Journal of Discourses

See this page in the original 1992 publication.

Author: Watt, Ronald G.

The Journal of Discourses was a sixteen-page semimonthly subscription publication privately printed in Liverpool, England, in 1854-1886. It served as the printed word of The Church of Jesus Christ of Latter-Day Saints, particularly for members who had no access to the Salt Lake City Deseret News. While the Journal most often published sermons of Church leaders, these speeches were not always considered to be official statements of doctrine. Many different kinds of speeches were printed, including the prayer given at the laying of a cornerstone of the Salt Lake Temple, a report of a high council court decision, a funeral sermon, and a plea for the defendant and the charge to the jury in a murder trial.
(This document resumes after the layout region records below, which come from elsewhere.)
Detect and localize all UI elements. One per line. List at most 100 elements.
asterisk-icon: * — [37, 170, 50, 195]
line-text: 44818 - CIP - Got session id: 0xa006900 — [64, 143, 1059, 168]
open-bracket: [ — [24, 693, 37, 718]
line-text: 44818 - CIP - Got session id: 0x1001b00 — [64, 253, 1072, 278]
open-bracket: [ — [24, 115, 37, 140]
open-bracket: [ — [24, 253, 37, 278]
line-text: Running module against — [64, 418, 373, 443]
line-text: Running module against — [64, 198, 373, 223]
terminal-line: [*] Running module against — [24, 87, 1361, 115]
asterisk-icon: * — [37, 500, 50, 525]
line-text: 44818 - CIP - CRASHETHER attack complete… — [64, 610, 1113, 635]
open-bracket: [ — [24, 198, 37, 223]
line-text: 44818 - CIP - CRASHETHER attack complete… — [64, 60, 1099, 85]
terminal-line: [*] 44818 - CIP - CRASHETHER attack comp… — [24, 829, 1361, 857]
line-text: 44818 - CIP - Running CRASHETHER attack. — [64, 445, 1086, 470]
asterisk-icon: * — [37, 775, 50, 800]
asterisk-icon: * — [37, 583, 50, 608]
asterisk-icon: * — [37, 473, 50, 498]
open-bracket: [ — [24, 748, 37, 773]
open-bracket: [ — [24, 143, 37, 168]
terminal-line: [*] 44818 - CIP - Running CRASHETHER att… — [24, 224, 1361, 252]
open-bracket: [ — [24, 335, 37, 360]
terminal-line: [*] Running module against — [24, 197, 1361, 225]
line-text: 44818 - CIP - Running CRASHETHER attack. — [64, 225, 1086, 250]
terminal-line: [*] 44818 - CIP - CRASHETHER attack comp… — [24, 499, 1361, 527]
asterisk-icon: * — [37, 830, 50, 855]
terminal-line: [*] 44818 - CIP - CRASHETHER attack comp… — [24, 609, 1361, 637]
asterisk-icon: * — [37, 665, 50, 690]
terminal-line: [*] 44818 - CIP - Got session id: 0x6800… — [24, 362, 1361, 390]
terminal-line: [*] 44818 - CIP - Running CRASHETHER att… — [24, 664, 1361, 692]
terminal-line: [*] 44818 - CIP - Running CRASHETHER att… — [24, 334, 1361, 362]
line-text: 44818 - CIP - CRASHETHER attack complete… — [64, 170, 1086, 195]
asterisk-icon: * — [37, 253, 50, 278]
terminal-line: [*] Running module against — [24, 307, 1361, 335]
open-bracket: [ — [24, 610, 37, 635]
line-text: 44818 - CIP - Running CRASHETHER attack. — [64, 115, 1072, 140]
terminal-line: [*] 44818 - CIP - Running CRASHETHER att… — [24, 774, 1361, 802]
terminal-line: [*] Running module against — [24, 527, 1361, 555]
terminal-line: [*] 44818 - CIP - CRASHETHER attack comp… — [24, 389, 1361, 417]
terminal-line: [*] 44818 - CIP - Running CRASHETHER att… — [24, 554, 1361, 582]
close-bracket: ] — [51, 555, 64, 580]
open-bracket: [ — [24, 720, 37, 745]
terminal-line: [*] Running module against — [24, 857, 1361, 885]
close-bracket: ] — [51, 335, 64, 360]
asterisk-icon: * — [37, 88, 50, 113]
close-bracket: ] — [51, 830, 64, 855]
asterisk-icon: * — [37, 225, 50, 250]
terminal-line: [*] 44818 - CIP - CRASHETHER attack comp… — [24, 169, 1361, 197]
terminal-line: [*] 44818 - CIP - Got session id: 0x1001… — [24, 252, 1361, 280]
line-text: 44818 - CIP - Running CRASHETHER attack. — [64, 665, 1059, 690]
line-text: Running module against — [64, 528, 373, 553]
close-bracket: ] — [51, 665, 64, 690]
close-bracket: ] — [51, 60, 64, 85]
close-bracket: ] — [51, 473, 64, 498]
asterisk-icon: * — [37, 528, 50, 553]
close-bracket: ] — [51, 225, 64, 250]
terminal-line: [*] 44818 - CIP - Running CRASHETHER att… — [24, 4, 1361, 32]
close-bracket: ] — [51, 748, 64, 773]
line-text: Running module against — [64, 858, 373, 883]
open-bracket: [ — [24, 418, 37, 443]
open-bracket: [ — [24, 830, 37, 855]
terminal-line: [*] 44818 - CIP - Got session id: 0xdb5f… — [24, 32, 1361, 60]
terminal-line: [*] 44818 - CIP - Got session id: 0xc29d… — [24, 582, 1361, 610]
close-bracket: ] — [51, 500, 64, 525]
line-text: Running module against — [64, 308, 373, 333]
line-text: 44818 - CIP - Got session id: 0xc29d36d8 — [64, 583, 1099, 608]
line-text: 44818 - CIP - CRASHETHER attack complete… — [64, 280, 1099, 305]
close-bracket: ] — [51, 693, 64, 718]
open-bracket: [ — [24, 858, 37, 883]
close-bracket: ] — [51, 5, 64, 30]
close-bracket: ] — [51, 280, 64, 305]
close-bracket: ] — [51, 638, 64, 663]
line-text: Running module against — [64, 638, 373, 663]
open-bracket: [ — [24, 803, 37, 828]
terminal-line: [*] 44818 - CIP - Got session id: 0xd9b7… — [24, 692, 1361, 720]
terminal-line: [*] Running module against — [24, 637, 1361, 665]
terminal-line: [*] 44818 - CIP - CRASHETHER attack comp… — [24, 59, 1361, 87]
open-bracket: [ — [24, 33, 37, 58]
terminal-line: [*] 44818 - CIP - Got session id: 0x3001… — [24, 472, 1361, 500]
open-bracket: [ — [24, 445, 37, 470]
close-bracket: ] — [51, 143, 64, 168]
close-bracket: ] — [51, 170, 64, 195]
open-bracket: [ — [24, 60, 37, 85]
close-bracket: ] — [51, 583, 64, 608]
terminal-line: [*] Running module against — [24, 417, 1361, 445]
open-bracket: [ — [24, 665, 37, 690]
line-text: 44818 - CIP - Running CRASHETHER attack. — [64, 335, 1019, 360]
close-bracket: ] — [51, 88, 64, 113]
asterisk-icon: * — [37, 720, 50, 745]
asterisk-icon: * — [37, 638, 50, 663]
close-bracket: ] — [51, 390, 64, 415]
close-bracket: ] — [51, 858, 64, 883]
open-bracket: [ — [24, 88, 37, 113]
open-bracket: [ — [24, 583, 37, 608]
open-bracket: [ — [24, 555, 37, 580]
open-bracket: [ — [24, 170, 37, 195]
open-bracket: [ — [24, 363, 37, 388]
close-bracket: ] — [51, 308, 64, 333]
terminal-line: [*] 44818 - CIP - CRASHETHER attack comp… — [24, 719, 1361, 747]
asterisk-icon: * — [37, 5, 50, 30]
In all, the collected Journal of Discourses contains 1,438 speeches given by fifty-five people, including Presidents of the Church, members of the Quorum of the Twelve Apostles, members of the seventy, and sixteen other speakers. Brigham Young gave 390; John Taylor, 162; Orson Pratt, 127; Heber C. Kimball, 113; and George Q. Cannon, 111. Twenty-one people gave a single speech, and the rest gave from 2 to 66 speeches. The semimonthly issues have been bound into twenty-six annual volumes and are currently available in a lithograph reprinting "of the original edition."

The origin of the Journal of Discourses is tied to George D. Watt, an English convert baptized in 1837 by Heber C. Kimball. Before immigrating to the United States in 1842, Watt learned Pitman shorthand. He used this new skill in his adopted land to record the proceedings of conferences of the Church. He also recorded the trial of the accused murderers of the Prophet Joseph Smith.

After 1852 Watt transcribed Church conference addresses for the Deseret News. But because the News was not generally available outside central Utah and because Watt received little pay for his work, he proposed to publish privately and sell sixteen-page semiweekly issues of the Journal of Discourses containing selected sermons of the General Authorities. The sale of these to the Saints at large would enable Watt to earn a living with his shorthand skill. He was supported in this proposal by Brigham Young, who authorized him to print his sermons.

David W. Evans, also an English convert, an associate editor of the Deseret News, and the first violinist in the Salt Lake Theatre Orchestra, succeeded Watt as the main reporter to the Journal from 1867 to 1876. Another major reporter was George F. Gibbs, who was born in Wales and was the secretary to the First Presidency of the Church for fifty-six years. In all, twelve people reported sermons for the Journal of Discourses, including one of Brigham Young's daughters, "Miss Julia Young," who reported one of his speeches.


Bibliography

McConkie, Joseph Fielding, ed. Journal of Discourses Digest. Salt Lake City, 1975.

Watt, Ronald G. "Sailing the Old Ship Zion: The Life of George D. Watt." BYU Studies 18 (Fall 1977):48-65.